New Geopolitical Group Seeks Funding to Become Student Organization at King’s
A new chapter of a national society advocating restrained foreign policy says it is looking forward to getting new members as it embarks on trying to get funding and become a student organization at King’s.
The John Quincy Adams Society is a national non-partisan and non-profit organization which seeks to move American leaders into “realistic and restrained” foreign policy. The JQA operates on over 20 American college campuses — among them now being The King’s College, due to the efforts of a first-year student from Poland.
Jan Gerber, 19, a PPE major, recently founded the King’s chapter of the JQA to provide geopolitical-minded students with the insight needed to become representative leaders of non-interventionist values. Gerber said he finds this comparable with the college’s vision. He said the “mission statement of our organization ties in perfectly with the mission statement of King’s, which is to educate future leaders of society.”
Having lived most of his life in Poland — and even working for the European Union at one point — and always interested in geopolitics, Gerber said he has “gathered a lot of perspective on international issues.”
Should the King’s Council choose ultimately not to fund the society, the group said it will continue as an institutional club funded exclusively by students.
The group, Gerber said, hopes to tackle two problems—a general lack of political figures advocating cautionary foreign policy and the public’s inability to understand and address the problems posed by global politics.
“Our government should spend more time debating the issue,” he said. “Future leaders must be acquainted with the realities and challenges of American foreign policy… The public should be more informed before we commit to the issue.”
"Our chapters aim to help college students advance, both intellectually and professionally, while promoting a broader and more strategic conversation about America’s approach to international affairs."
Students interested in American foreign policy—with tensions continuing to rise with North Korea—should join the society, which is named after the country’s sixth president who was also an accomplished diplomat.

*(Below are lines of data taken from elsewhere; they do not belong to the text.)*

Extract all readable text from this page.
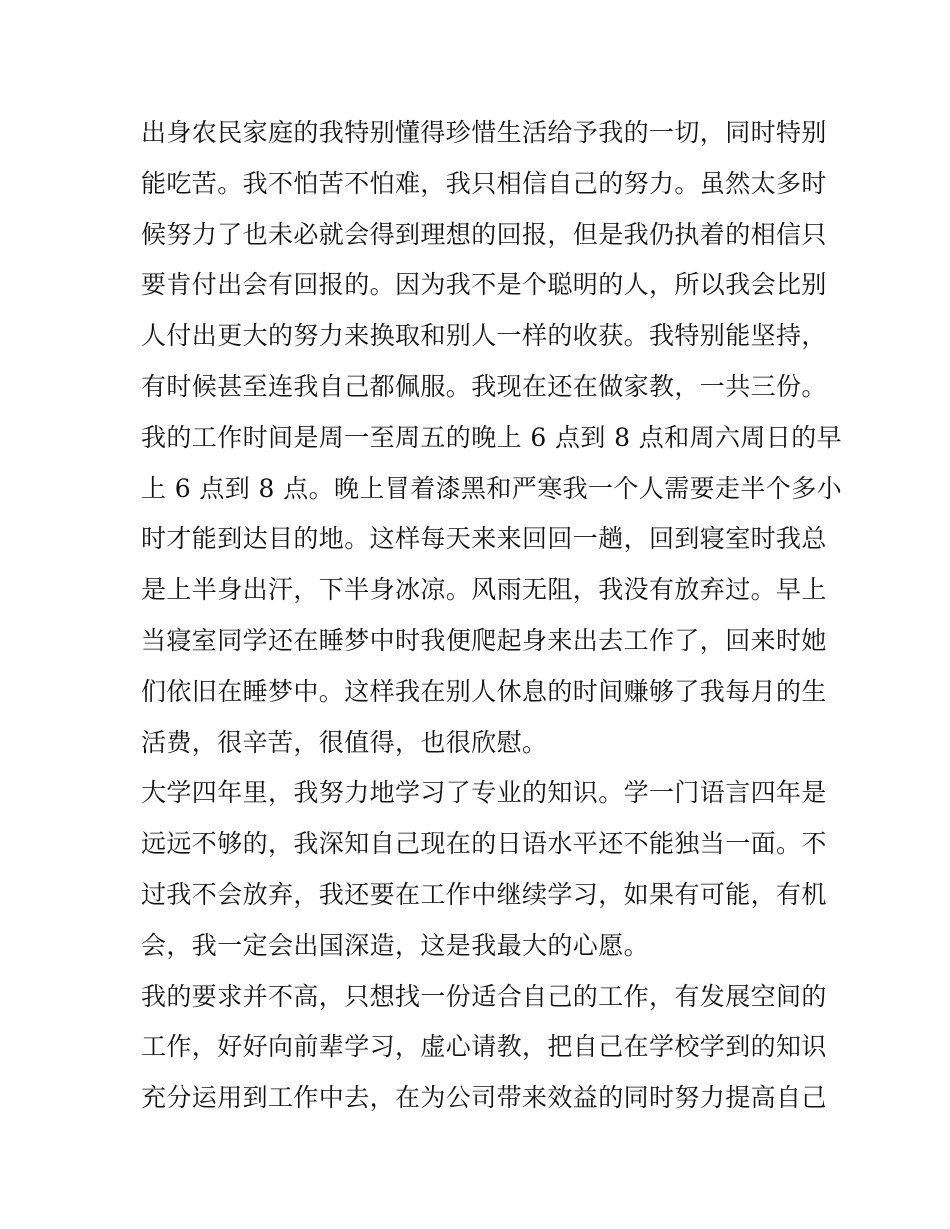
出身农民家庭的我特别懂得珍惜生活给予我的一切，同时特别
能吃苦。我不怕苦不怕难，我只相信自己的努力。虽然太多时
候努力了也未必就会得到理想的回报，但是我仍执着的相信只
要肯付出会有回报的。因为我不是个聪明的人，所以我会比别
人付出更大的努力来换取和别人一样的收获。我特别能坚持，
有时候甚至连我自己都佩服。我现在还在做家教，一共三份。
我的工作时间是周一至周五的晚上 6 点到 8 点和周六周日的早
上 6 点到 8 点。晚上冒着漆黑和严寒我一个人需要走半个多小
时才能到达目的地。这样每天来来回回一趟，回到寝室时我总
是上半身出汗，下半身冰凉。风雨无阻，我没有放弃过。早上
当寝室同学还在睡梦中时我便爬起身来出去工作了，回来时她
们依旧在睡梦中。这样我在别人休息的时间赚够了我每月的生
活费，很辛苦，很值得，也很欣慰。
大学四年里，我努力地学习了专业的知识。学一门语言四年是
远远不够的，我深知自己现在的日语水平还不能独当一面。不
过我不会放弃，我还要在工作中继续学习，如果有可能，有机
会，我一定会出国深造，这是我最大的心愿。
我的要求并不高，只想找一份适合自己的工作，有发展空间的
工作，好好向前辈学习，虚心请教，把自己在学校学到的知识
充分运用到工作中去，在为公司带来效益的同时努力提高自己
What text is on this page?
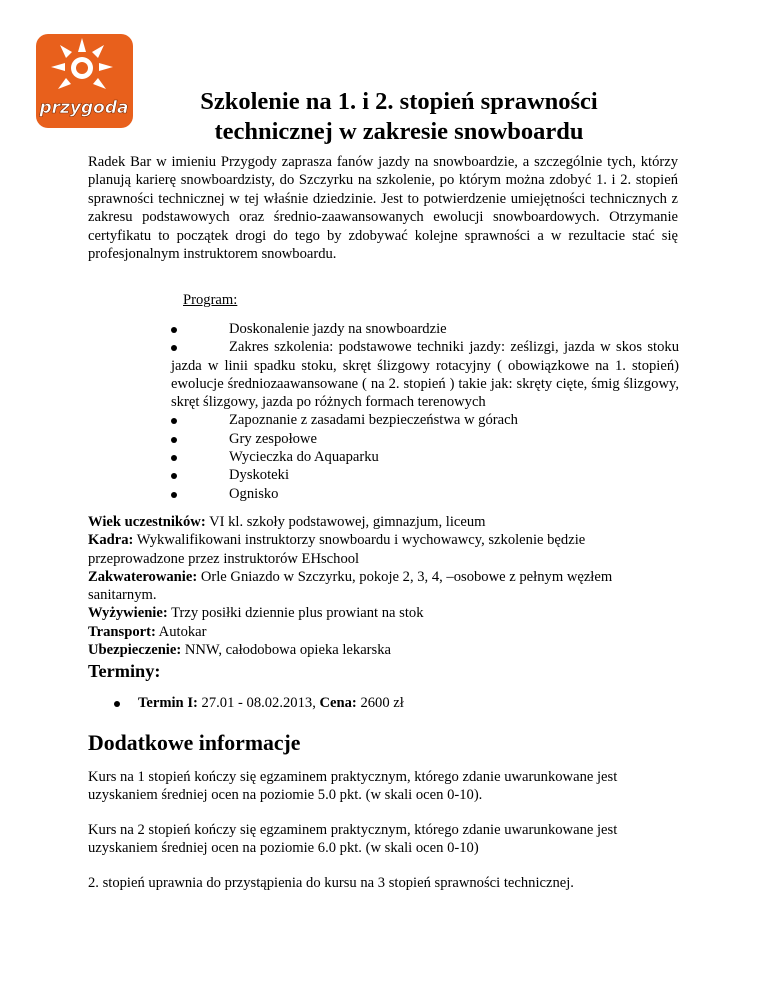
przygoda	Szkolenie na 1. i 2. stopień sprawności
technicznej w zakresie snowboardu

Radek Bar w imieniu Przygody zaprasza fanów jazdy na snowboardzie, a szczególnie tych, którzy planują karierę snowboardzisty, do Szczyrku na szkolenie, po którym można zdobyć 1. i 2. stopień sprawności technicznej w tej właśnie dziedzinie. Jest to potwierdzenie umiejętności technicznych z zakresu podstawowych oraz średnio-zaawansowanych ewolucji snowboardowych. Otrzymanie certyfikatu to początek drogi do tego by zdobywać kolejne sprawności a w rezultacie stać się profesjonalnym instruktorem snowboardu.

Program:

Doskonalenie jazdy na snowboardzie
Zakres szkolenia: podstawowe techniki jazdy: ześlizgi, jazda w skos stoku jazda w linii spadku stoku, skręt ślizgowy rotacyjny ( obowiązkowe na 1. stopień) ewolucje średniozaawansowane ( na 2. stopień ) takie jak: skręty cięte, śmig ślizgowy, skręt ślizgowy, jazda po różnych formach terenowych
Zapoznanie z zasadami bezpieczeństwa w górach
Gry zespołowe
Wycieczka do Aquaparku
Dyskoteki
Ognisko
Wiek uczestników: VI kl. szkoły podstawowej, gimnazjum, liceum
Kadra: Wykwalifikowani instruktorzy snowboardu i wychowawcy, szkolenie będzie przeprowadzone przez instruktorów EHschool
Zakwaterowanie: Orle Gniazdo w Szczyrku, pokoje 2, 3, 4, –osobowe z pełnym węzłem sanitarnym.
Wyżywienie: Trzy posiłki dziennie plus prowiant na stok
Transport: Autokar
Ubezpieczenie: NNW, całodobowa opieka lekarska
Terminy:
Termin I: 27.01 - 08.02.2013, Cena: 2600 zł
Dodatkowe informacje

Kurs na 1 stopień kończy się egzaminem praktycznym, którego zdanie uwarunkowane jest uzyskaniem średniej ocen na poziomie 5.0 pkt. (w skali ocen 0-10).

Kurs na 2 stopień kończy się egzaminem praktycznym, którego zdanie uwarunkowane jest uzyskaniem średniej ocen na poziomie 6.0 pkt. (w skali ocen 0-10)

2. stopień uprawnia do przystąpienia do kursu na 3 stopień sprawności technicznej.
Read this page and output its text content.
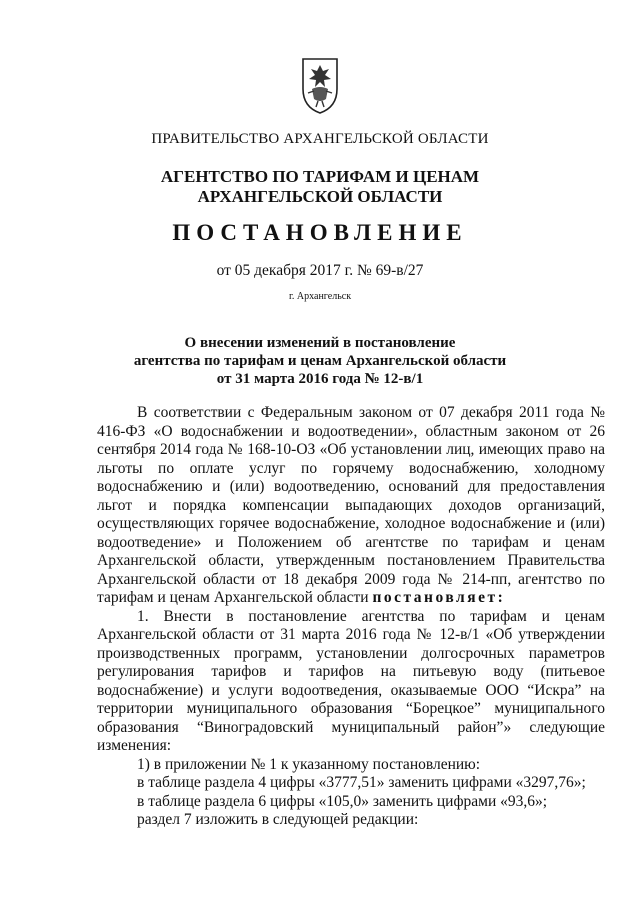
ПРАВИТЕЛЬСТВО АРХАНГЕЛЬСКОЙ ОБЛАСТИ
АГЕНТСТВО ПО ТАРИФАМ И ЦЕНАМ
АРХАНГЕЛЬСКОЙ ОБЛАСТИ
ПОСТАНОВЛЕНИЕ
от 05 декабря 2017 г. № 69-в/27
г. Архангельск
О внесении изменений в постановление
агентства по тарифам и ценам Архангельской области
от 31 марта 2016 года № 12-в/1

В соответствии с Федеральным законом от 07 декабря 2011 года № 416-ФЗ «О водоснабжении и водоотведении», областным законом от 26 сентября 2014 года № 168-10-ОЗ «Об установлении лиц, имеющих право на льготы по оплате услуг по горячему водоснабжению, холодному водоснабжению и (или) водоотведению, оснований для предоставления льгот и порядка компенсации выпадающих доходов организаций, осуществляющих горячее водоснабжение, холодное водоснабжение и (или) водоотведение» и Положением об агентстве по тарифам и ценам Архангельской области, утвержденным постановлением Правительства Архангельской области от 18 декабря 2009 года № 214-пп, агентство по тарифам и ценам Архангельской области постановляет:

1. Внести в постановление агентства по тарифам и ценам Архангельской области от 31 марта 2016 года № 12-в/1 «Об утверждении производственных программ, установлении долгосрочных параметров регулирования тарифов и тарифов на питьевую воду (питьевое водоснабжение) и услуги водоотведения, оказываемые ООО “Искра” на территории муниципального образования “Борецкое” муниципального образования “Виноградовский муниципальный район”» следующие изменения:

1) в приложении № 1 к указанному постановлению:

в таблице раздела 4 цифры «3777,51» заменить цифрами «3297,76»;

в таблице раздела 6 цифры «105,0» заменить цифрами «93,6»;

раздел 7 изложить в следующей редакции:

“I believe that there is a lot of potential in King’s students,” Gerber said. “I believe this organization will give them a venue to realize their potential for leadership.”
The JQA Society describes itself as a non-partisan “network of student groups focused on U.S. foreign policy, with a centering vision of restraint. Our chapters aim to help college students advance, both intellectually and professionally, while promoting a broader and more strategic conversation about America’s approach to international affairs.”
There are, however, obstacles preventing the group from receiving school funding. Since the college has “seen an exponential rise” in student organizations, Gerber said, gaining approval will be competitive. Gerber said that even if funding is not granted, the group will continue as a club, which means more fundraising on its own.
Gerber said meetings will feature plenty of networking opportunities for those who are genuinely committed. Special events will feature a talk given by a guest speaker funded by the national JQA.